Note: The upcoming changes are plannned for v0.2.0
The websocket api uses msgpack for communication and encodes the message in base64 to send it through the websocket.
The API uses two different data categories, and a response type to communicate. Every data transmission has a corresponding response from the receiver, and in order to avoid confusion to the matching of data transmissions and responses any participant of a websocket is only allowed to send one type at a time.
A response takes the form of:
[
<uint8_t> 0,
<uint16_t><response_code>
]
The api uses the first element in the array to determine the data category. The first 256 error codes are reserved for general use and likely will be all you need.
The response codes are:
| Error Code | Meaning |
|---|---|
| 0 | The previous data transmission was well received |
| 1 | PING event response |
| 2 | General error message, used if participant doesn't know what went wrong. |
An event takes the form of:
[
<uint8_t> 1,
<uint16_t> <event code>,
<int64_t> <timestamp>,
<any valid msgpack>
]
A event transmission is just a tad more involved than the response transmission. It consists of the event identifier as the first element, an event code as the second, a timestamp as the third element and any valid base msgpack object as the fourth element. Events are designed for any type of data transmission that is not consistent in time, I.E. a button being pressed or a watchdog resetting.

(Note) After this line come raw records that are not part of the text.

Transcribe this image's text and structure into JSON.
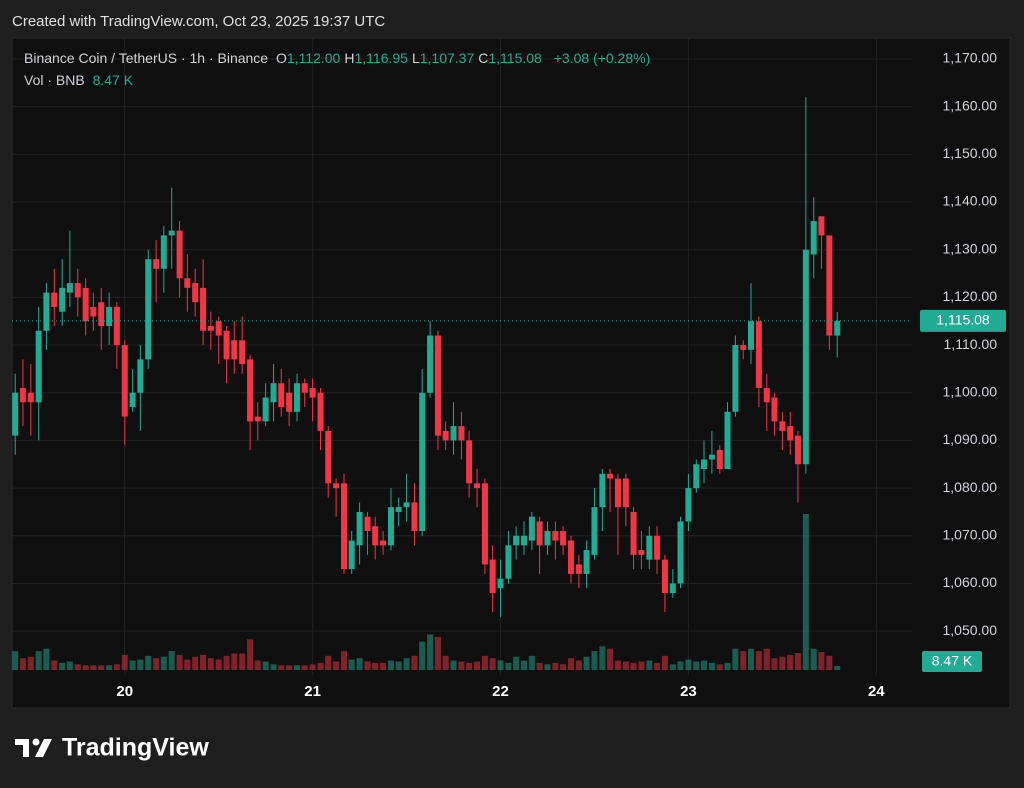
{
  "header": {
    "created": "Created with TradingView.com, Oct 23, 2025 19:37 UTC"
  },
  "chart_data": {
    "type": "candlestick",
    "title": "Binance Coin / TetherUS · 1h · Binance",
    "ohlc_legend": [
      {
        "key": "O",
        "value": "1,112.00"
      },
      {
        "key": "H",
        "value": "1,116.95"
      },
      {
        "key": "L",
        "value": "1,107.37"
      },
      {
        "key": "C",
        "value": "1,115.08"
      }
    ],
    "change": "+3.08 (+0.28%)",
    "volume_title": "Vol · BNB",
    "volume_label": "8.47 K",
    "last_price_label": "1,115.08",
    "up_color": "#22ab94",
    "down_color": "#f23645",
    "grid": true,
    "xlim": [
      19.4,
      24.19
    ],
    "xticks": [
      20,
      21,
      22,
      23,
      24
    ],
    "ylim": [
      1040.8,
      1174.4
    ],
    "yticks": [
      {
        "value": 1050,
        "label": "1,050.00"
      },
      {
        "value": 1060,
        "label": "1,060.00"
      },
      {
        "value": 1070,
        "label": "1,070.00"
      },
      {
        "value": 1080,
        "label": "1,080.00"
      },
      {
        "value": 1090,
        "label": "1,090.00"
      },
      {
        "value": 1100,
        "label": "1,100.00"
      },
      {
        "value": 1110,
        "label": "1,110.00"
      },
      {
        "value": 1120,
        "label": "1,120.00"
      },
      {
        "value": 1130,
        "label": "1,130.00"
      },
      {
        "value": 1140,
        "label": "1,140.00"
      },
      {
        "value": 1150,
        "label": "1,150.00"
      },
      {
        "value": 1160,
        "label": "1,160.00"
      },
      {
        "value": 1170,
        "label": "1,170.00"
      }
    ],
    "x": [
      19.417,
      19.458,
      19.5,
      19.542,
      19.583,
      19.625,
      19.667,
      19.708,
      19.75,
      19.792,
      19.833,
      19.875,
      19.917,
      19.958,
      20,
      20.042,
      20.083,
      20.125,
      20.167,
      20.208,
      20.25,
      20.292,
      20.333,
      20.375,
      20.417,
      20.458,
      20.5,
      20.542,
      20.583,
      20.625,
      20.667,
      20.708,
      20.75,
      20.792,
      20.833,
      20.875,
      20.917,
      20.958,
      21,
      21.042,
      21.083,
      21.125,
      21.167,
      21.208,
      21.25,
      21.292,
      21.333,
      21.375,
      21.417,
      21.458,
      21.5,
      21.542,
      21.583,
      21.625,
      21.667,
      21.708,
      21.75,
      21.792,
      21.833,
      21.875,
      21.917,
      21.958,
      22,
      22.042,
      22.083,
      22.125,
      22.167,
      22.208,
      22.25,
      22.292,
      22.333,
      22.375,
      22.417,
      22.458,
      22.5,
      22.542,
      22.583,
      22.625,
      22.667,
      22.708,
      22.75,
      22.792,
      22.833,
      22.875,
      22.917,
      22.958,
      23,
      23.042,
      23.083,
      23.125,
      23.167,
      23.208,
      23.25,
      23.292,
      23.333,
      23.375,
      23.417,
      23.458,
      23.5,
      23.542,
      23.583,
      23.625,
      23.667,
      23.708,
      23.75,
      23.792
    ],
    "open": [
      1091,
      1101,
      1100,
      1098,
      1113,
      1121,
      1117,
      1121,
      1123,
      1122,
      1118,
      1119,
      1114,
      1118,
      1110,
      1097,
      1100,
      1107,
      1128,
      1126,
      1133,
      1134,
      1124,
      1123,
      1122,
      1114,
      1115,
      1113,
      1111,
      1111,
      1107,
      1095,
      1094,
      1098,
      1102,
      1100,
      1096,
      1102,
      1101,
      1100,
      1092,
      1081,
      1081,
      1063,
      1068,
      1074,
      1072,
      1069,
      1068,
      1075,
      1076,
      1077,
      1071,
      1100,
      1112,
      1092,
      1090,
      1093,
      1090,
      1081,
      1081,
      1065,
      1059,
      1061,
      1068,
      1068,
      1069,
      1073,
      1068,
      1071,
      1071,
      1069,
      1064,
      1062,
      1066,
      1076,
      1083,
      1082,
      1082,
      1075,
      1067,
      1065,
      1070,
      1065,
      1058,
      1060,
      1073,
      1080,
      1084,
      1086,
      1088,
      1084,
      1096,
      1110,
      1109,
      1115,
      1101,
      1099,
      1094,
      1093,
      1091,
      1085,
      1129,
      1137,
      1133,
      1112
    ],
    "high": [
      1104,
      1107,
      1106,
      1118,
      1123,
      1126,
      1128,
      1134,
      1126,
      1124,
      1121,
      1122,
      1121,
      1119,
      1111,
      1105,
      1110,
      1130,
      1132,
      1135,
      1143,
      1136,
      1129,
      1126,
      1128,
      1117,
      1116,
      1114,
      1115,
      1116,
      1108,
      1098,
      1102,
      1106,
      1105,
      1103,
      1104,
      1103,
      1103,
      1101,
      1093,
      1082,
      1083,
      1071,
      1077,
      1075,
      1074,
      1071,
      1080,
      1078,
      1083,
      1081,
      1105,
      1115,
      1113,
      1094,
      1098,
      1096,
      1092,
      1084,
      1082,
      1068,
      1065,
      1071,
      1072,
      1073,
      1075,
      1074,
      1073,
      1073,
      1072,
      1070,
      1066,
      1069,
      1080,
      1084,
      1084,
      1083,
      1083,
      1076,
      1071,
      1072,
      1072,
      1066,
      1063,
      1074,
      1083,
      1086,
      1090,
      1092,
      1089,
      1098,
      1112,
      1111,
      1123,
      1116,
      1104,
      1100,
      1096,
      1096,
      1092,
      1162,
      1141,
      1137,
      1133,
      1116.95
    ],
    "low": [
      1087,
      1093,
      1091,
      1090,
      1109,
      1114,
      1114,
      1118,
      1116,
      1112,
      1113,
      1109,
      1110,
      1105,
      1089,
      1096,
      1092,
      1105,
      1119,
      1121,
      1126,
      1120,
      1117,
      1116,
      1110,
      1109,
      1106,
      1102,
      1104,
      1104,
      1088,
      1090,
      1093,
      1094,
      1095,
      1093,
      1094,
      1097,
      1094,
      1088,
      1078,
      1074,
      1062,
      1062,
      1064,
      1066,
      1065,
      1066,
      1067,
      1072,
      1073,
      1068,
      1070,
      1099,
      1088,
      1088,
      1087,
      1086,
      1078,
      1076,
      1062,
      1054,
      1053,
      1060,
      1065,
      1066,
      1067,
      1062,
      1066,
      1065,
      1066,
      1060,
      1059,
      1059,
      1065,
      1071,
      1075,
      1066,
      1072,
      1063,
      1063,
      1063,
      1062,
      1054,
      1057,
      1059,
      1071,
      1079,
      1081,
      1083,
      1083,
      1084,
      1095,
      1107,
      1106,
      1097,
      1092,
      1091,
      1088,
      1087,
      1077,
      1083,
      1124,
      1126,
      1109,
      1107.37
    ],
    "close": [
      1100,
      1098,
      1098,
      1113,
      1121,
      1118,
      1122,
      1123,
      1120,
      1115,
      1116,
      1114,
      1118,
      1110,
      1095,
      1100,
      1107,
      1128,
      1126,
      1133,
      1134,
      1124,
      1122,
      1119,
      1113,
      1113,
      1112,
      1107,
      1107,
      1106,
      1094,
      1094,
      1099,
      1102,
      1097,
      1096,
      1102,
      1100,
      1099,
      1092,
      1081,
      1080,
      1063,
      1069,
      1075,
      1071,
      1068,
      1068,
      1076,
      1076,
      1077,
      1071,
      1100,
      1112,
      1091,
      1090,
      1093,
      1090,
      1081,
      1080,
      1064,
      1058,
      1061,
      1068,
      1070,
      1070,
      1074,
      1068,
      1071,
      1069,
      1068,
      1062,
      1062,
      1067,
      1076,
      1083,
      1082,
      1076,
      1076,
      1066,
      1066,
      1070,
      1065,
      1058,
      1060,
      1073,
      1080,
      1085,
      1086,
      1087,
      1084,
      1096,
      1110,
      1109,
      1115,
      1101,
      1098,
      1094,
      1092,
      1090,
      1085,
      1130,
      1136,
      1133,
      1112,
      1115.08
    ],
    "volume": [
      40,
      25,
      28,
      40,
      45,
      20,
      15,
      18,
      12,
      10,
      10,
      10,
      10,
      12,
      32,
      20,
      22,
      30,
      25,
      28,
      40,
      32,
      22,
      28,
      32,
      25,
      22,
      30,
      35,
      35,
      65,
      20,
      18,
      12,
      10,
      10,
      10,
      10,
      12,
      15,
      30,
      18,
      40,
      22,
      25,
      18,
      15,
      15,
      20,
      18,
      25,
      30,
      60,
      75,
      70,
      30,
      20,
      18,
      15,
      18,
      30,
      25,
      20,
      15,
      28,
      20,
      30,
      15,
      12,
      15,
      12,
      25,
      20,
      28,
      40,
      50,
      45,
      20,
      18,
      15,
      18,
      20,
      15,
      30,
      12,
      18,
      22,
      18,
      20,
      15,
      12,
      15,
      45,
      40,
      45,
      40,
      45,
      25,
      28,
      32,
      36,
      330,
      45,
      38,
      30,
      8.47
    ]
  },
  "footer": {
    "brand": "TradingView"
  }
}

Just like response codes, the first 256 event codes are reserved for future use
The event codes are:
| Event code | Meaning |
|---|---|
| 0 | PING, used to determine the status of websocket connection |
A data stream transmission takes the form of:
[
<uint8_t> 2,
<uint8_t> stream_num,
<uint8_t> temporal specification,
<int64_t> timestamp,
<int64_t> timedelta,
[
[{ <int64_t> timestamp|timedelta }],
[ n data samples of any single type ]
]
]
the data transmission type is arguably the most complex category of the three.
One thing that adds complexity is the temporal speficiation. the
temporal specification allows the sender to use different types of timing
for different streams.
- Full Frame
With a full frame, each data point of the stream has a corresponding timestamp
in the optional first element of the data array. Because timestamps use 64-bit
signed integers, it requires a lot of data and is not recommended for large
datasets. both the global timestamp and timedelta can be set to any
number and will be ignored.
- Full deltaframe
A full deltaframe is similair to the full frame with the exception that
instead of sending timestamps for each data point, it sends a delta per data
point. This specification requires the global timestamp to be set.
- Interframe
An interframe uses the global timestamp and timedelta values for the data
points, the receiver of the transmission will use the timestamp for the
first value in the dataset and add the timedelta for each subsequent data point.
- deltaframe
The normal deltaframe is mostly the same as the interframe, with the exception
that it does not send a global timestamp and uses the last known timestamp
as the basis for calculating the new timestamps.